Dr. Jan O. Aasly studied medicine in Oslo, Norway, and earned his PhD at the University of Northern Sweden, Umeå, Sweden. He did his clinical training in neurology and clinical neurophysiology in Trondheim, Norway and Umeå, Sweden. He served as consultant neurologist at the University hospital in Tromsø, Norway and since 1989 in Trondheim; served as head of the Department of Neurology in Trondheim between 1992 and 1999. Since 1995 he has been a consultant neurologist and Professor of Neurology at the Department of Neurology at St. Olav’s Hospital, and the Norwegian University of Science and Technology, Trondheim, Norway. His main research topics have been speech, memory and hemispheric dominance in complex partial epilepsy; mitochondrial disorders and metabolic myopathies. During the last 25 years, Dr. Aasly´s main work has been longitudinal studies in Parkinson’s disease including genetics, biomarkers in PD, imaging and clinical studies. This has been possible through close collaboration within leading PD research centers world-wide, and though GEoPD. Furthermore, Trondheim is part of the MJ Fox supported PPMI project.
Reduced penetrance in Norwegian LRRK2 mutation carriers
LRRK2 mutations account for up to 20-30 % of Parkinson’s disease (PD) in the Middle East, and roughly 1% in Caucasian populations in the Western world. The prevalence of LRRK2 PD varies due to founder effects. The LRRK2 PD phenotype is similar to that of sporadic PD and most cases have a late disease onset. The histopathological findings are Lewy body pathology in only about half of the cases. Carriers of LRRK2 Gly2019Ser have incomplete penetrance. This may be explained by modifiers that modulate the phenoconversion of LRRK2 Gly2019Ser carriers, putatively by modulating the expression of other genes.
DNM3 appears to be a modifier of PD age of onset in LRRK2 Gly2019Ser carriers. DNM3 expression represents a target for neuroprotection in LRRK2 Gly2019Ser carriers and potentially for disease modification in affected individuals. There may also be other metabolic factors, which may be population specific and may explain the incomplete penetrance.

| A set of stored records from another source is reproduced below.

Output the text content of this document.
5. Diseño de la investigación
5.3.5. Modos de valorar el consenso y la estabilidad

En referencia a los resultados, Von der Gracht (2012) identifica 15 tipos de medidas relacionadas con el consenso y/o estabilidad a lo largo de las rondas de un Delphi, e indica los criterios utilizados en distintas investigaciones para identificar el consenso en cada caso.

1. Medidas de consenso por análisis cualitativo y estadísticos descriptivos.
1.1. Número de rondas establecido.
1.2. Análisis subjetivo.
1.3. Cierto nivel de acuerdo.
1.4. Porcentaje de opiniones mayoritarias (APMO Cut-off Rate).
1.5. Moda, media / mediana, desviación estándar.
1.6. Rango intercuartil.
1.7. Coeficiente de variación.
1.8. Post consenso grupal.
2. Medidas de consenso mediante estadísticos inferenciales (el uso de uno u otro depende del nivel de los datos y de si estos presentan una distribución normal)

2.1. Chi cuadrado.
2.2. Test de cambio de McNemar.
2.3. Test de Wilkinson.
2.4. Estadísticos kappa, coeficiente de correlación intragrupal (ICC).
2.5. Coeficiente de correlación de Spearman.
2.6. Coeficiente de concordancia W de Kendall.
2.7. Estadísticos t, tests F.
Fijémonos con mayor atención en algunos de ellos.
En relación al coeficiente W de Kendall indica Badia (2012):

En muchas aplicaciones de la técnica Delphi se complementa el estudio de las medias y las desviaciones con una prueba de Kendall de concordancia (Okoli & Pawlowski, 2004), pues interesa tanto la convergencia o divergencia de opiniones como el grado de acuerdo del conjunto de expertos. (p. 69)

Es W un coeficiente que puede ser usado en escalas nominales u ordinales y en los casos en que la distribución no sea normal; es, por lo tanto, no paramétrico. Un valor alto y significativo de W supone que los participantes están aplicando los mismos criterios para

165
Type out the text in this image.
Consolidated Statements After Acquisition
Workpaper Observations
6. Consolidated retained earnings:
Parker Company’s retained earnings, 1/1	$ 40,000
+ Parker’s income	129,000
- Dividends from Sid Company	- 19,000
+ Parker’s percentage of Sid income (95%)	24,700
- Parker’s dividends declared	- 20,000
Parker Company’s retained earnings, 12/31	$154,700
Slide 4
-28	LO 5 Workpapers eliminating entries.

Imaging studies have demonstrated that healthy LRRK2 mutation carriers show metabolic changes in the basal ganglia 10-15 years prior to phenoconversion. Subtle clinical findings are relatively easy to demonstrate in parallel to imaging pathology. There are no other biomarkers available. Aspects of basic mechanisms in LRRK2 and other monogenic PDs will be discussed.